Docker is typically used as a separate tool without integrating code from Docker into your software. As long as it's a separate program, the license doesn't really matter.

(There are interesting considerations for the licensing of the software within a Docker image though – each image is essentially half of a Linux distro, with lots of separate programs under lots of different licenses, possibly distributed across multiple image layers.)

If you were to combine code in a manner that would create a derivative work in the sense of copyright law, then we need to think about license compatibility. While Apache-2.0 generally has pretty good compatibility, it is incompatible with GPL-2.0. The two licenses have patent-related clauses that contradict each other, so it's not possible to combine them. Sometimes, the GPL code is actually licensed under GPL-2.0-or-later, in which case choosing the GPL-3.0 license resolves the incompatibility.

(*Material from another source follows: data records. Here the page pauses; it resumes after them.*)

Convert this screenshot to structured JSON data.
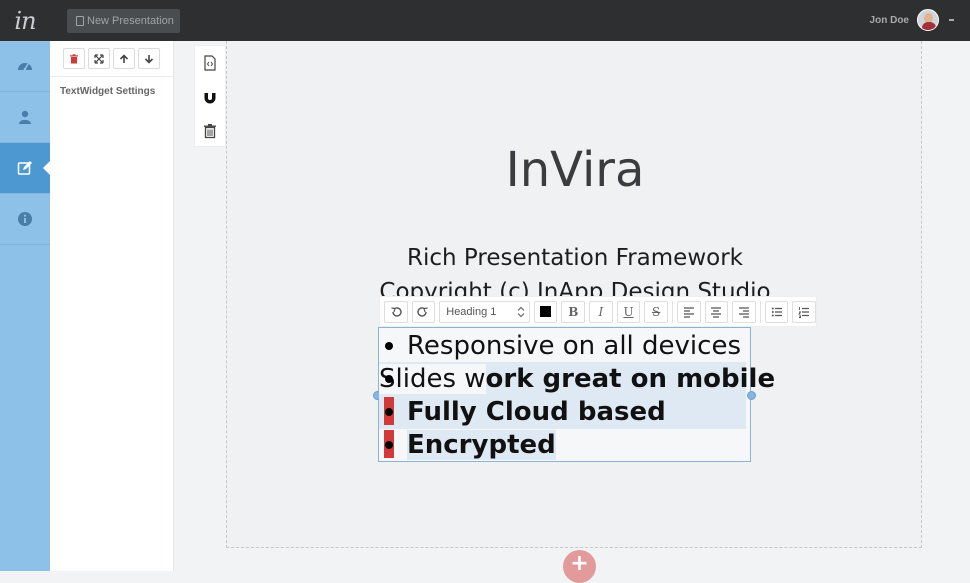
{
  "app": {
    "logo_text": "in"
  },
  "topbar": {
    "new_presentation_label": "New Presentation",
    "user_name": "Jon Doe"
  },
  "nav": {
    "items": [
      {
        "icon": "dashboard-icon"
      },
      {
        "icon": "user-icon"
      },
      {
        "icon": "edit-icon",
        "active": true
      },
      {
        "icon": "info-icon"
      }
    ]
  },
  "settings": {
    "title": "TextWidget Settings"
  },
  "slide": {
    "title": "InVira",
    "subtitle_1": "Rich Presentation Framework",
    "subtitle_2": "Copyright (c) InApp Design Studio"
  },
  "editor": {
    "block_style": "Heading 1",
    "text_color": "#000000",
    "list": [
      {
        "normal": "Responsive on all devices",
        "bold": ""
      },
      {
        "normal": "Slides w",
        "bold": "ork great on mobile"
      },
      {
        "normal": "",
        "bold": "Fully Cloud based"
      },
      {
        "normal": "",
        "bold": "Encrypted"
      }
    ]
  },
  "colors": {
    "nav_bg": "#8ec1e8",
    "nav_active": "#4d98d0",
    "topbar": "#2d2f31",
    "danger": "#d23a3a"
  }
}
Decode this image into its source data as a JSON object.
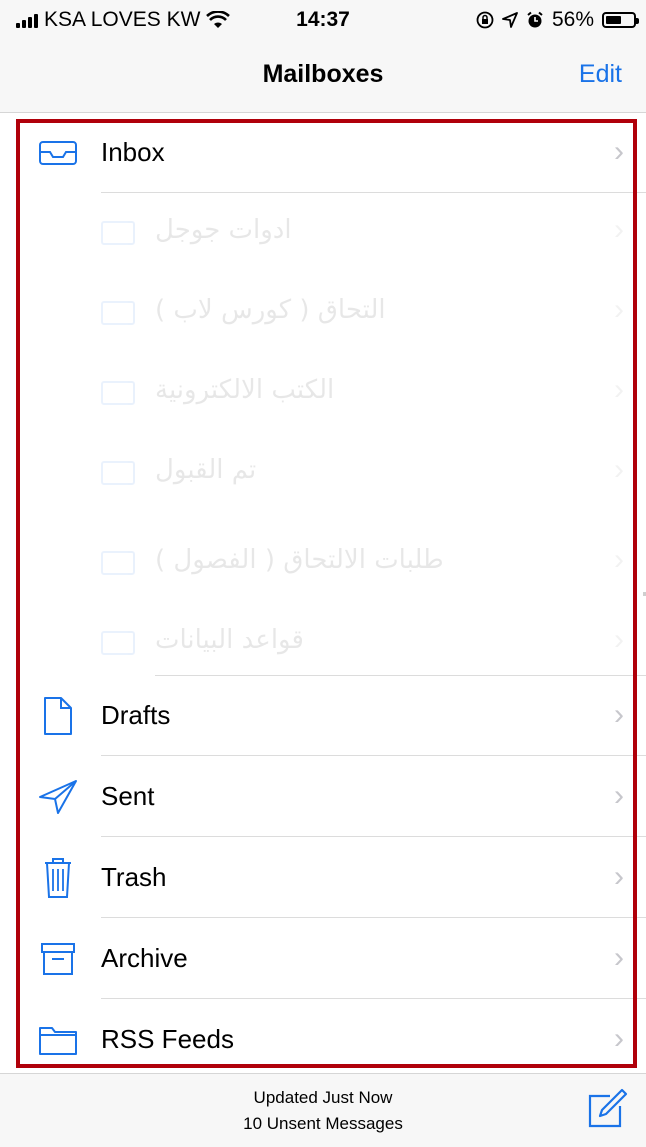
{
  "status_bar": {
    "carrier": "KSA LOVES KW",
    "time": "14:37",
    "battery": "56%",
    "battery_level": 0.56
  },
  "nav": {
    "title": "Mailboxes",
    "edit": "Edit"
  },
  "mailboxes": [
    {
      "label": "Inbox",
      "icon": "inbox-icon"
    },
    {
      "label": "Drafts",
      "icon": "drafts-icon"
    },
    {
      "label": "Sent",
      "icon": "sent-icon"
    },
    {
      "label": "Trash",
      "icon": "trash-icon"
    },
    {
      "label": "Archive",
      "icon": "archive-icon"
    },
    {
      "label": "RSS Feeds",
      "icon": "folder-icon"
    }
  ],
  "faded_folders": [
    "ادوات جوجل",
    "التحاق ( كورس لاب )",
    "الكتب الالكترونية",
    "تم القبول",
    "طلبات الالتحاق ( الفصول )",
    "قواعد البيانات"
  ],
  "footer": {
    "updated": "Updated Just Now",
    "unsent": "10 Unsent Messages"
  },
  "colors": {
    "accent": "#1a73e8",
    "highlight": "#b0000a"
  }
}
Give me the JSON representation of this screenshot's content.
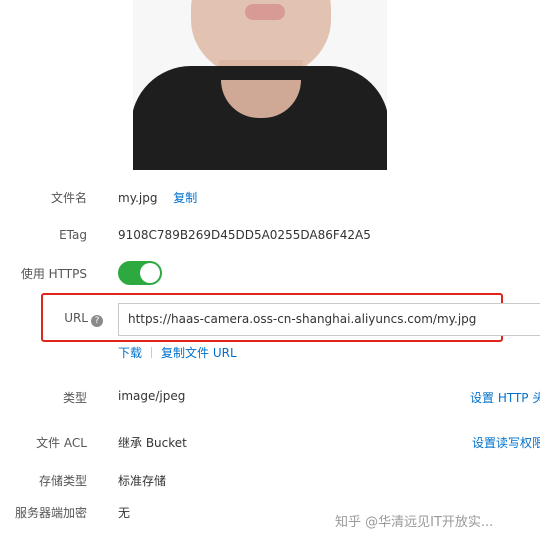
{
  "fields": {
    "filename": {
      "label": "文件名",
      "value": "my.jpg",
      "action": "复制"
    },
    "etag": {
      "label": "ETag",
      "value": "9108C789B269D45DD5A0255DA86F42A5"
    },
    "https": {
      "label": "使用 HTTPS",
      "enabled": true
    },
    "url": {
      "label": "URL",
      "help_icon": "?",
      "value": "https://haas-camera.oss-cn-shanghai.aliyuncs.com/my.jpg",
      "actions": [
        "下载",
        "复制文件 URL"
      ]
    },
    "type": {
      "label": "类型",
      "value": "image/jpeg",
      "action": "设置 HTTP 头"
    },
    "acl": {
      "label": "文件 ACL",
      "value": "继承 Bucket",
      "action": "设置读写权限"
    },
    "storage": {
      "label": "存储类型",
      "value": "标准存储"
    },
    "encryption": {
      "label": "服务器端加密",
      "value": "无"
    }
  },
  "colors": {
    "link": "#0070cc",
    "toggle_on": "#2da940",
    "highlight": "#e0251c"
  },
  "watermark": "知乎 @华清远见IT开放实..."
}
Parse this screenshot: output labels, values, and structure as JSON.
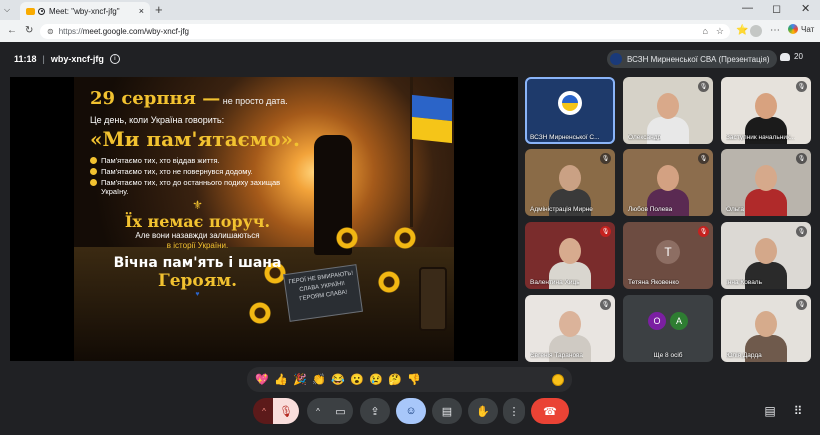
{
  "browser": {
    "tab_title": "Meet: \"wby-xncf-jfg\"",
    "tab_close": "×",
    "new_tab": "+",
    "tab_list": "⌵",
    "window_controls": [
      "—",
      "◻",
      "✕"
    ],
    "nav": [
      "←",
      "↻",
      "⊜"
    ],
    "url_scheme": "https://",
    "url_rest": "meet.google.com/wby-xncf-jfg",
    "omni_icons": [
      "⌂",
      "☆"
    ],
    "toolbar_icons": [
      "⭐",
      "⋯"
    ],
    "chat_label": "Чат"
  },
  "meeting": {
    "time": "11:18",
    "separator": "|",
    "code": "wby-xncf-jfg",
    "info": "i",
    "presenter_chip": "ВСЗН Мирненської СВА (Презентація)",
    "participant_count": "20"
  },
  "slide": {
    "date": "29 серпня —",
    "date_tail": " не просто дата.",
    "line2": "Це день, коли Україна говорить:",
    "quote": "«Ми пам'ятаємо».",
    "bullets": [
      "Пам'ятаємо тих, хто віддав життя.",
      "Пам'ятаємо тих, хто не повернувся додому.",
      "Пам'ятаємо тих, хто до останнього подиху захищав Україну."
    ],
    "trident": "⚜",
    "absent": "Їх немає поруч.",
    "forever": "Але вони назавжди залишаються",
    "forever2": "в історії України.",
    "eternal": "Вічна пам'ять і шана",
    "heroes": "Героям.",
    "heart": "♥",
    "plaque": "ГЕРОЇ НЕ ВМИРАЮТЬ! СЛАВА УКРАЇНІ! ГЕРОЯМ СЛАВА!"
  },
  "participants": [
    {
      "name": "ВСЗН Мирненської С...",
      "kind": "logo",
      "mic": "",
      "active": true
    },
    {
      "name": "Олександр",
      "kind": "cam",
      "mic": "🎙",
      "bg": "#d6d2c8",
      "skin": "#d9a98a",
      "shirt": "#e8e8e8"
    },
    {
      "name": "Заступник начальник...",
      "kind": "cam",
      "mic": "🎙",
      "bg": "#e6e2dc",
      "skin": "#d8a27f",
      "shirt": "#1b1b1b"
    },
    {
      "name": "Адміністрація Мирне",
      "kind": "cam",
      "mic": "🎙",
      "bg": "#8a6b47",
      "skin": "#caa184",
      "shirt": "#3a3a3a"
    },
    {
      "name": "Любов Полева",
      "kind": "cam",
      "mic": "🎙",
      "bg": "#8c6d4d",
      "skin": "#d3a182",
      "shirt": "#5a2a52"
    },
    {
      "name": "Ольга",
      "kind": "cam",
      "mic": "🎙",
      "bg": "#b9b4ac",
      "skin": "#d6a98b",
      "shirt": "#b02a2a"
    },
    {
      "name": "Валентина Хиць",
      "kind": "cam",
      "mic": "🎙",
      "mic_red": true,
      "bg": "#7a2c2c",
      "skin": "#d7ab8e",
      "shirt": "#d9d6cf"
    },
    {
      "name": "Тетяна Яковенко",
      "kind": "avatar",
      "letter": "T",
      "color": "#8d6e63",
      "tile_bg": "#6d4c41",
      "mic": "🎙",
      "mic_red": true
    },
    {
      "name": "Інна Коваль",
      "kind": "cam",
      "mic": "🎙",
      "bg": "#dcd9d4",
      "skin": "#d4a88a",
      "shirt": "#2a2a2a"
    },
    {
      "name": "Євгенія Таранова",
      "kind": "cam",
      "mic": "🎙",
      "bg": "#e9e5e1",
      "skin": "#dbb39a",
      "shirt": "#cfcac3"
    },
    {
      "name": "Ще 8 осіб",
      "kind": "overflow",
      "letters": [
        "O",
        "A"
      ],
      "colors": [
        "#7b1fa2",
        "#2e7d32"
      ]
    },
    {
      "name": "Юлія Дарда",
      "kind": "cam",
      "mic": "🎙",
      "bg": "#e4e1dc",
      "skin": "#d6ab8c",
      "shirt": "#6f5a4c"
    }
  ],
  "reactions": [
    "💖",
    "👍",
    "🎉",
    "👏",
    "😂",
    "😮",
    "😢",
    "🤔",
    "👎"
  ],
  "controls": {
    "mic_caret": "^",
    "mic_icon": "🎙",
    "cam_caret": "^",
    "cam_icon": "▭",
    "present_icon": "⇪",
    "emoji_icon": "☺",
    "captions_icon": "▤",
    "hand_icon": "✋",
    "more_icon": "⋮",
    "leave_icon": "☎",
    "chat_icon": "▤",
    "activities_icon": "⠿"
  }
}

At the start of this answer, I restricted the response to “open source licenses”. This is important because there are popular non-open-source licenses that can lead to licensing issues even for separate programs. Notably, the SSPL (used by MongoDB, Elasticsearch, and others) can affect your entire software stack in some scenarios. If those scenarios apply, it's typically impossible to satisfy all licenses. The CC-BY-SA-NC license is another popular non-open-source license that is highly incompatible, but at least it doesn't have an absurdly broad scope like the SSPL.